One of the foremost frustrations for Schuster is what she calls the U.S. military's disregard for major historical architectural monuments. "We had an option to do things appropriately," she said. "Then there are crazy things like having an airbase on Babylon. ... They damaged the remains of two temples to do it." The base has since been closed, she said, but damage to the site has yet to be addressed.

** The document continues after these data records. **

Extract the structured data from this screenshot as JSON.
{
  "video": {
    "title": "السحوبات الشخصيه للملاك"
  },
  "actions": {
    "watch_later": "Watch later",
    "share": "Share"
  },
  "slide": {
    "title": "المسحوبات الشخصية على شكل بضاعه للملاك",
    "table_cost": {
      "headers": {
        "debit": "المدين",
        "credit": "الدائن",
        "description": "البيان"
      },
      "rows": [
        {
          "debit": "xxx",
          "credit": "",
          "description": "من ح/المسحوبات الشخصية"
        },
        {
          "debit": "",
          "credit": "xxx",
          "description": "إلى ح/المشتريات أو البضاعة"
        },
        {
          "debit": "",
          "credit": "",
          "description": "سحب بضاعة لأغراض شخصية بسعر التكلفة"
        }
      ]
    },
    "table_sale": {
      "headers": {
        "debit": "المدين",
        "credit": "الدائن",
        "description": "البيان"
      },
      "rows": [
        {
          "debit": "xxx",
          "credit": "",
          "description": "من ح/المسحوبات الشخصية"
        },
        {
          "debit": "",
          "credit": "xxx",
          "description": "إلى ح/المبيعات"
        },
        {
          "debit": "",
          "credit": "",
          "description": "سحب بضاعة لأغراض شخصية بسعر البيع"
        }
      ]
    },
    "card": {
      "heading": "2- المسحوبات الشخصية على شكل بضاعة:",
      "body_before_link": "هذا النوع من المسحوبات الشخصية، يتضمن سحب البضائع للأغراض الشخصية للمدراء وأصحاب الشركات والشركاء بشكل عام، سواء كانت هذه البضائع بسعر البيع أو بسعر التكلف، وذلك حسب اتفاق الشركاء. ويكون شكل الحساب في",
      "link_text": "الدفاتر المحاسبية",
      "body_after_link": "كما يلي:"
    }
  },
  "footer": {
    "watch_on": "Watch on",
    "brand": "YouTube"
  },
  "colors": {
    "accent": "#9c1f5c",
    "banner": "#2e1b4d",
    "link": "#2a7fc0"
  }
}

For many concerned people around the world, the pillage of the Iraq Museum remains clouded in contradictions, a story without an ending. All that can be done now is to try and restore what was damaged and hope that stolen objects can be recovered. For the authors of "The Looting of the Iraq Museum, Baghdad," the story is simply the most obvious part of an ongoing cultural crisis, one that they hope will not be repeated.

"We just hope that people will remember that these things were really formative in shaping who we are," Schuster said. "This is where we learned to be civilized humans and it is going away in uncivilized ways."